Prokuratura sprawdzi dane z oświadczenia paulinów
Prokuratura Apelacyjna w Krakowie sprawdzi prawdziwość danych zawartych w oświadczeniu generała zakonu paulinów o udzieleniu 2,5 mln zł pożyczki na poręczenie majątkowe za śląskiego barona paliwowego Artura K. - poinformowano w prokuraturze.
20.07.2004 14:30
Chodzi nam o sprawdzenie, czy wszystkie informacje zawarte w oświadczeniu są zgodne z prawdą - powiedział rzecznik prasowy prokuratury Wojciech Miłoszewski. Wcześniej prokuratura zapowiadała sprawdzenie, czy umowa pożyczki została zarejestrowana i opłacona we właściwym urzędzie skarbowym. Jak podawała, uzyskała już wstępne potwierdzenie w tej sprawie.
Obecnie, jak dowiedziała się z wiarygodnego źródła zbliżonego do sprawy, prawdopodobnie będzie sprawdzać kwestie zabezpieczenia umowy pożyczki.
Sprawa dotyczy 2,5 mln zł pożyczki udzielonej przez generała zakonu paulinów na Jasnej Górze pod zastaw dwóch nieruchomości żonie Artura K., oskarżonego o udział w tzw. aferze paliwowej. Po wpłaceniu 2 mln zł poręczenia majątkowego Artur K. w zeszłym tygodniu opuścił krakowski areszt, w którym miał czekać na rozpoczęcie procesu.
K. jest jednym z 18 oskarżonych w tzw. aferze paliwowej. Akt oskarżenia, dotyczący wyprania prawie 200 mln zł i wyłudzeń podatkowych na 280 mln zł, pod koniec maja trafił do Sądu Rejonowego dla Krakowa Krowodrzy.
Żona Artura K. przedłożyła krakowskiemu sądowi oświadczenie generała zakonu paulinów z Jasnej Góry w Częstochowie, iż pieniądze na poręczenie pochodzą z pożyczki udzielonej jej na ten cel przez zakon.
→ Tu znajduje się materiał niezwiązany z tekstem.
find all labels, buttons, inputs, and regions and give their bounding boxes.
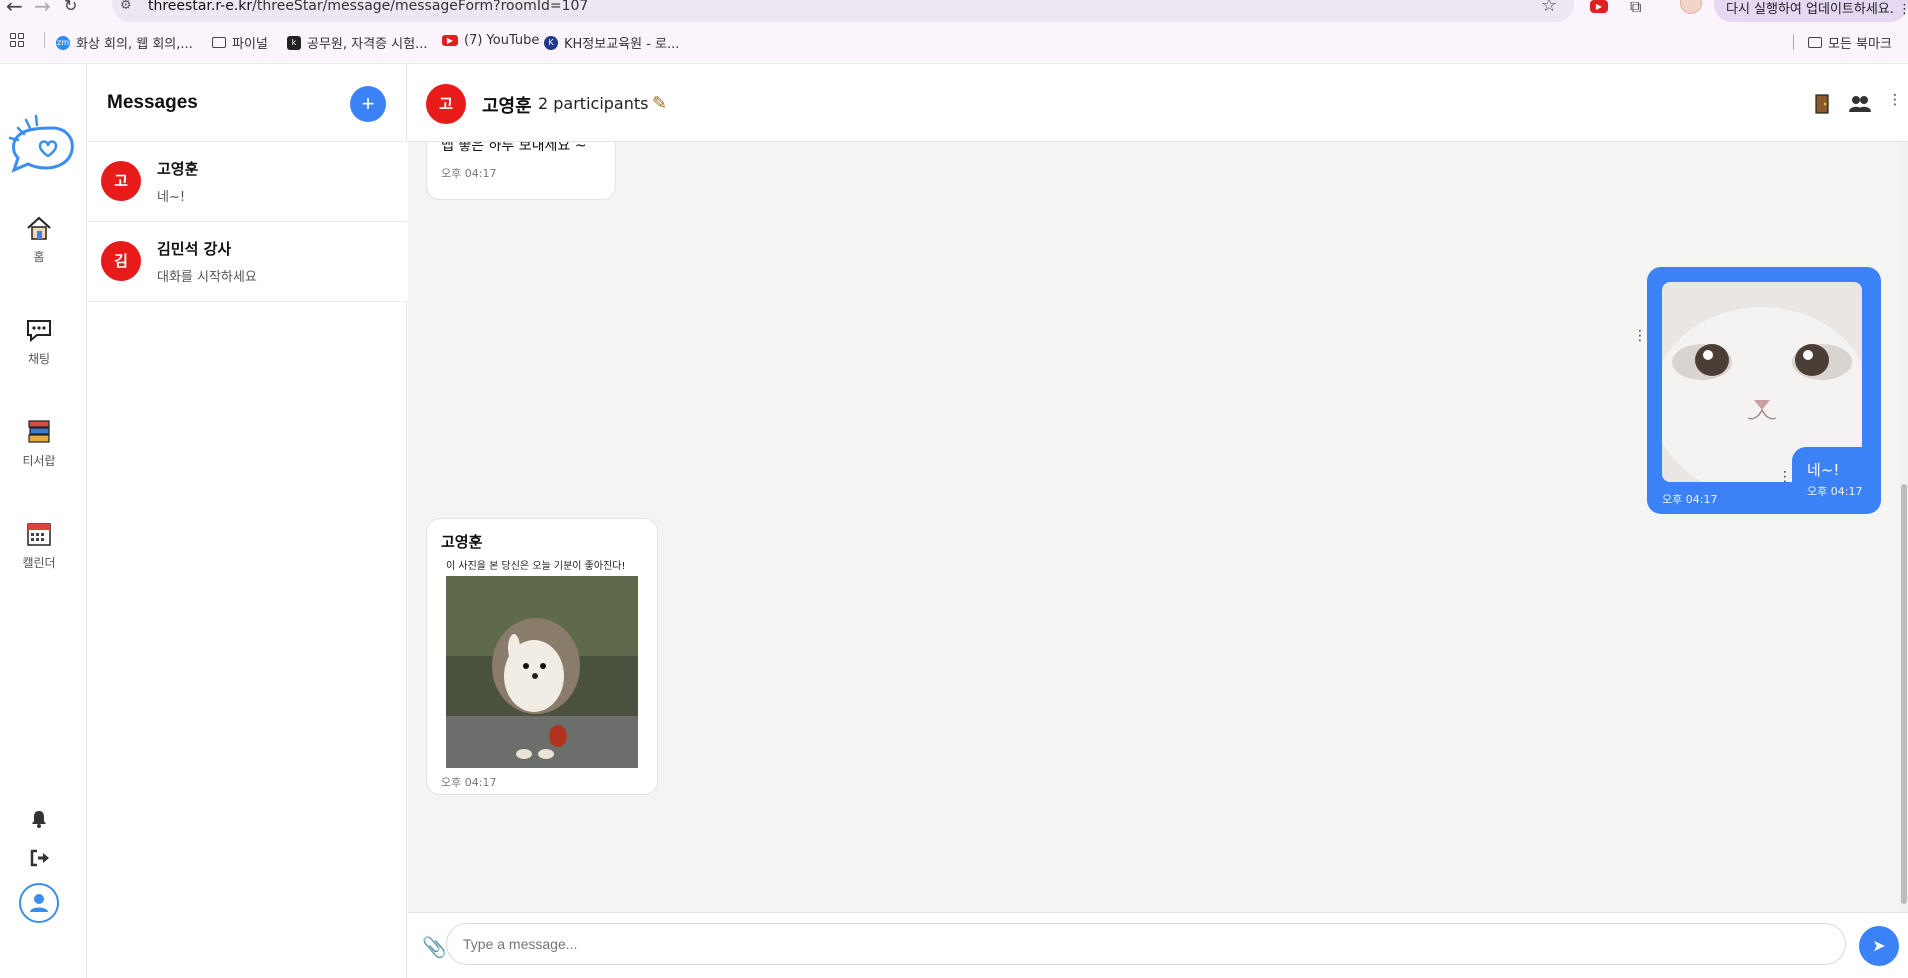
bookmarks-bar: zm 화상 회의, 웹 회의,... 파이널 k 공무원, 자격증 시험... ▶(…	[0, 31, 1908, 53]
bookmark-star-icon[interactable]: ☆	[1541, 0, 1557, 16]
rail-item-tdrawer[interactable]: 티서랍	[0, 418, 78, 469]
participants-icon[interactable]	[1849, 94, 1871, 114]
room-item[interactable]: 고 고영훈 네~!	[88, 142, 407, 222]
message-menu-kebab-icon[interactable]: ⋮	[1778, 469, 1792, 485]
bookmark-all[interactable]: 모든 북마크	[1808, 33, 1892, 52]
browser-chrome: ← → ↻ ⚙ threestar.r-e.kr/threeStar/messa…	[0, 0, 1908, 62]
site-settings-icon[interactable]: ⚙	[120, 0, 132, 13]
url-text[interactable]: threestar.r-e.kr/threeStar/message/messa…	[148, 0, 588, 14]
avatar: 김	[101, 241, 141, 281]
room-last-message: 네~!	[157, 190, 186, 205]
folder-icon	[212, 37, 226, 48]
youtube-extension-icon[interactable]: ▶	[1590, 0, 1608, 13]
participant-count[interactable]: 2 participants	[538, 94, 648, 113]
rail-item-home[interactable]: 홈	[0, 214, 78, 265]
message-incoming-image: 고영훈 이 사진을 본 당신은 오늘 기분이 좋아진다! 오후 04:17	[426, 518, 658, 795]
back-icon[interactable]: ←	[6, 0, 23, 16]
reload-icon[interactable]: ↻	[64, 0, 77, 16]
folder-icon	[1808, 37, 1822, 48]
message-sender: 고영훈	[441, 533, 483, 551]
extensions-icon[interactable]: ⧉	[1630, 0, 1641, 17]
send-icon: ➤	[1872, 938, 1886, 955]
bookmarks-divider	[1793, 34, 1794, 50]
chat-header: 고 고영훈 2 participants ✎ ⋮	[408, 64, 1908, 142]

Generał zakonu paulinów Izydor Matuszewski w oświadczeniu o pochodzeniu pieniędzy napisał, iż pożyczki udzielono na prośbę żony Artura K. oraz w związku z tym, że sam Artur K. jest powszechnie nany jako człowiek szczególnie zaangażowany w działalność charytatywną i społeczną, w której cechowała go wielkoduszność i hojność.